On May 6th, the Department of Homeland Security (DHS) announced two proposed rule changes in hopes to attract new investment and business to the United States. The proposals would extend employment authorization to spouses of certain H-1B workers and would remove obstacles to highly skilled workers remaining in the U.S.
Employment Authorization for Spouses of H-1B Workers
Under current regulations, employment authorization is not extended to dependents (known as H-4 nonimmigrants) of H-1B nonimmigrant workers.

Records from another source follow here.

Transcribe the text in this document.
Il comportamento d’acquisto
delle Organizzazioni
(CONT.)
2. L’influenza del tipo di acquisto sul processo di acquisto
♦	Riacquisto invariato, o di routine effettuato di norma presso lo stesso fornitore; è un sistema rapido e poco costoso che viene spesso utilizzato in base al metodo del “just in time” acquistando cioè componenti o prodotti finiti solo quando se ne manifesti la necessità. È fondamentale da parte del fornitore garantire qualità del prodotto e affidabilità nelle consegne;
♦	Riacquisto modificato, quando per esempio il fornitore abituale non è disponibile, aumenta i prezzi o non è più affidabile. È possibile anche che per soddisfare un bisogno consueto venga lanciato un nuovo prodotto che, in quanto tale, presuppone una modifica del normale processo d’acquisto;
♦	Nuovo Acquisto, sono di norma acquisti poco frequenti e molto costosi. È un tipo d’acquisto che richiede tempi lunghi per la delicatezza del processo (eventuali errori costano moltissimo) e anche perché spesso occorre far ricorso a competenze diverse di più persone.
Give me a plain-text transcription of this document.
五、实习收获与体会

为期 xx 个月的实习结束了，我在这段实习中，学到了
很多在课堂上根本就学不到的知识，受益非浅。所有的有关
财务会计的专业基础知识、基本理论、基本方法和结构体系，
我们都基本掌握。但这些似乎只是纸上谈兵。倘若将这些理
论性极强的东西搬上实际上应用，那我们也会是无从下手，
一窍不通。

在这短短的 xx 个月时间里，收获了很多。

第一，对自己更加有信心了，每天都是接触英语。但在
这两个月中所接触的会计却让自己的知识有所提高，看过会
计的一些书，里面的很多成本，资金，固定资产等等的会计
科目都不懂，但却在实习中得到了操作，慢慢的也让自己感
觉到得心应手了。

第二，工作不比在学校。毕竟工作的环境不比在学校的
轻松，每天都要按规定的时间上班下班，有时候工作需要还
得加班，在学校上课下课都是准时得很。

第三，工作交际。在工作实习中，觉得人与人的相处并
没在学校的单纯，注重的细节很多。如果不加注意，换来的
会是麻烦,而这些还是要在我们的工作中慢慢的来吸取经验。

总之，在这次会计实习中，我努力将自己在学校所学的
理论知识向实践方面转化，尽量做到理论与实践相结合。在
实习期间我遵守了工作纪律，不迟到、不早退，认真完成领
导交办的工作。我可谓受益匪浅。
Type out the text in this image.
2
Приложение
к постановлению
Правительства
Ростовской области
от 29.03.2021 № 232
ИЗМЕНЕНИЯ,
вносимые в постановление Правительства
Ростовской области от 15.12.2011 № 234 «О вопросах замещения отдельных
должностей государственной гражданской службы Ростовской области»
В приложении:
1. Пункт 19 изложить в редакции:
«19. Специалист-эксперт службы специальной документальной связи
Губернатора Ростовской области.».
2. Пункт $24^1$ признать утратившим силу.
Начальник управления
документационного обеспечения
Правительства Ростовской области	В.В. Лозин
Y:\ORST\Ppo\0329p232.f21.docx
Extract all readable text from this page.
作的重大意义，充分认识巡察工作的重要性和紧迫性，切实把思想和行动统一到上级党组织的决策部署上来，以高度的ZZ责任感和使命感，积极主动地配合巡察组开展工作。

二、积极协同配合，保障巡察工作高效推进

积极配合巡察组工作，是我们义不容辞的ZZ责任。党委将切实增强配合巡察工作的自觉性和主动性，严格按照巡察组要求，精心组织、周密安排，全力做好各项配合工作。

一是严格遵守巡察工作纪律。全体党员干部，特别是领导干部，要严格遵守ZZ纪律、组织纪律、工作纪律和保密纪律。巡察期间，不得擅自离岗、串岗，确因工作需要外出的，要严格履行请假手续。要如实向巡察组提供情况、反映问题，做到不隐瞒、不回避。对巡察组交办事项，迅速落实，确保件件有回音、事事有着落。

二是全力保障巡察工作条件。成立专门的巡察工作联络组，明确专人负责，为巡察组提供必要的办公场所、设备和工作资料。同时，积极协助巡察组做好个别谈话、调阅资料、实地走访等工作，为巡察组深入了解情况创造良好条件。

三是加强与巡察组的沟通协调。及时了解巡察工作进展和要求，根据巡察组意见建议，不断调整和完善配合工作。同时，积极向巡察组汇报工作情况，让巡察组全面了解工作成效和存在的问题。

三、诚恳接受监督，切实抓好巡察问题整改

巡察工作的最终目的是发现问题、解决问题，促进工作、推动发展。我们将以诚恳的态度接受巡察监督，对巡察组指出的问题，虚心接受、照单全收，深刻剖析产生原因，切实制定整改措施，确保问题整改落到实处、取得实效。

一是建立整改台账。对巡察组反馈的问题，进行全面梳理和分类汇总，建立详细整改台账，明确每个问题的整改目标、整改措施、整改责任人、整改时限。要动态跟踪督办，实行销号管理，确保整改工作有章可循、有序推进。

The proposed rule change would allow H-4 dependent spouses to seek employment authorization if the H-1B worker meets the following criteria:
- Is the beneficiary of an approved Form I-140, Immigrant Petition for Alien Worker; or
- Has been granted an extension of their authorized period of stay in the U.S. under the American Competitiveness in the Twenty-First Century Act of 2000 (AC21)
Removal of Certain Obstacles for Highly Skilled Workers
The second proposal would enhance opportunities for certain groups of highly skilled workers by removing obstacles to their remaining in the U.S.
Specifically, the new proposal would do the following:
- Update the regulations to include nonimmigrant high-skilled specialty occupation professionals from Chile and Singapore (H-1B1) and from Australia (E-3) in the list of classes of aliens authorized for employment incident to status with a specific employer.
- Clarify that H-1B1 and principal E-3 nonimmigrants are allowed to work without having to separately apply to DHS for employment authorization.
- Allow E-3, H-1B1 and CW-1 nonimmigrant workers up to 240 days of continued work authorization beyond the expiration date noted on their Form I-94, Arrival Departure Record, while the extension request is pending.